Dado que nos turnábamos, entre bestia y bestia, daba tiempo a bajar a la fuente cercana, con un botijo secular que le daba un sabor especial al agua cana. O te permitía también entrar en la fragua, a la sombra, para descubrir al poco tiempo que allí hacía aún más calor que fuera. Vulcano como acompañante mitológico y sus mansiones tienen estas cosas.
Pero luego en invierno era un placer acudir a visitar al señor Argimiro - por camino de herradura, de nuevo - y hablar con él en la fragua, a oscuras casi, con la excepción de las chispas que incesantes brotaban del horno del fondo del Hades. Allí, sobre muros de ladrillos de adobe y bajo una cubierta de borraja - que ambos, bien cuidados, conservan mejor la temperatura que ningún otro material - guardaba éste una colección incomparable de herramientas milenarias que yo iba descolocando mientras nuestro herrero aguantaba con paciencia también milenaria.

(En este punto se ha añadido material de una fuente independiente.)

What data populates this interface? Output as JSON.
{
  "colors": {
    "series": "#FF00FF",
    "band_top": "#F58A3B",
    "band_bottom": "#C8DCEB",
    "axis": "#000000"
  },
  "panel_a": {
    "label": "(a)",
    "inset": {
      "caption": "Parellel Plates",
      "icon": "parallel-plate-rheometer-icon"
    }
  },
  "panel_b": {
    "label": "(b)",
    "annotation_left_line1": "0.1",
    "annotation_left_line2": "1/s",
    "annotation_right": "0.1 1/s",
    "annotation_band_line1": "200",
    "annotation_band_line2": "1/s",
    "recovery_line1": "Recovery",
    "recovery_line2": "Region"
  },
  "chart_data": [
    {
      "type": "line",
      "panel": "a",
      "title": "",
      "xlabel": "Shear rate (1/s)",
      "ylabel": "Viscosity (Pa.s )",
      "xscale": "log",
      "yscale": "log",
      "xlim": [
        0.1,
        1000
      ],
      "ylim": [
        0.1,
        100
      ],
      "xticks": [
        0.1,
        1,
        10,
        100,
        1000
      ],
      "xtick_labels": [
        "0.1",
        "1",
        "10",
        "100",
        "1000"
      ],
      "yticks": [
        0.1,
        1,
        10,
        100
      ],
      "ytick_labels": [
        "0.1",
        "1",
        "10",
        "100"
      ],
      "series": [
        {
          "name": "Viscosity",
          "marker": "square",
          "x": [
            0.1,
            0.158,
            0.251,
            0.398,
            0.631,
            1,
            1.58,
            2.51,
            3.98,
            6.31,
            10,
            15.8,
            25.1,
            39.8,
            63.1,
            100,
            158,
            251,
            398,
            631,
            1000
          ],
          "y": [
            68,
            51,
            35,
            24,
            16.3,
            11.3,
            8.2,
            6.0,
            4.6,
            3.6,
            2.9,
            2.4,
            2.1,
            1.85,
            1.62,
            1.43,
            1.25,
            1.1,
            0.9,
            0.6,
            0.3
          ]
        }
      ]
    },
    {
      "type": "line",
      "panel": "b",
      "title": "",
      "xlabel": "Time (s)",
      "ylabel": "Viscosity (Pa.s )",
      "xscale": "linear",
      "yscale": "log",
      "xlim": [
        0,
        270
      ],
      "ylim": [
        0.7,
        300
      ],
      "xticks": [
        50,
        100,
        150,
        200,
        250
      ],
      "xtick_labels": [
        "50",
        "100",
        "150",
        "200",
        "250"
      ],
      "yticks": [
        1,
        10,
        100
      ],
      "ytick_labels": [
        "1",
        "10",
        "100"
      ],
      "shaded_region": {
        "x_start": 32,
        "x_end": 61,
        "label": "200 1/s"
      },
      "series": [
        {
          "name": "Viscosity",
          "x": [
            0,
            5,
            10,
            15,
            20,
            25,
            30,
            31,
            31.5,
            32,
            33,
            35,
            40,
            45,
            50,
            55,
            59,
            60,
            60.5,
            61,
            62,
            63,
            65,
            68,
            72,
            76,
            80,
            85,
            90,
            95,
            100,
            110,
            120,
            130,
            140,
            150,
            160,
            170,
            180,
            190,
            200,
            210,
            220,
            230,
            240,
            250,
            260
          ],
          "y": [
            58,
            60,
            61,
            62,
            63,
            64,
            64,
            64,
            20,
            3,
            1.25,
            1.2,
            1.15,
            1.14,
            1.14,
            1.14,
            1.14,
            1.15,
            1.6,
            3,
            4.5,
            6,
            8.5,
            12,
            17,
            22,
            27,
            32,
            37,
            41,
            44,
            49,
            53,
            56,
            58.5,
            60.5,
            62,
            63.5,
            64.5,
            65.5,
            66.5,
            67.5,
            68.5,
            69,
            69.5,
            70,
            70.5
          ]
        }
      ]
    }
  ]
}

Allí había yunques, escofinas varias, pujavantes, tenazas de todas las marcas, martillos de forja, de herradura, cuchillas, legras, rasquetas, perchas de forja, botapuntas, ganchos, leznas. Y clavos de todos los tamaños - alguno debió de pertenecer a la cabalgadura del gigante Polifemo. Y aldabas, y lanzas de carro, y bocados, y espuelas, y llamadores, y recatones, y morillos, y cerrojos, y calderos, estrébedes , trípodes, atizadores y calvocheros. E instrumentos forjados, de función ignota, cuyo nombre el señor Argimiro nos iba enumerando, dueño de la lírica del hierro, con la misma paciencia.
Argimiro se retiró un buen día - que hasta a la fragua de Vulcano le había llegado el turno antes - y la casa fue cerrada. Con su permiso, a veces, todavía la visitábamos y admiramos, ya en silencio, el horno apagado, la bacanal de hierro y forja que aún colgaba de las paredes, figuras de la herrería antigua que nunca habíamos visto antes, y cuya función nos sería desconocida ya para siempre.
Con el tiempo, la alquería entera fue abandonada. No sé qué sería de la fragua de Argimiro, ni de sus maravillas infernales.
Luego, vendría el tiempo nuevo de los herradores titulados, los de los cursos en Saint-Lo. Ésa es otra historia.
Ahora, dicen que hasta Andrés ha regresado. Le esperamos en el bar, cerca de la plaza. En épocas oscuras todos los caminos llevan allí, centro del universo, omphalos de las fraguas.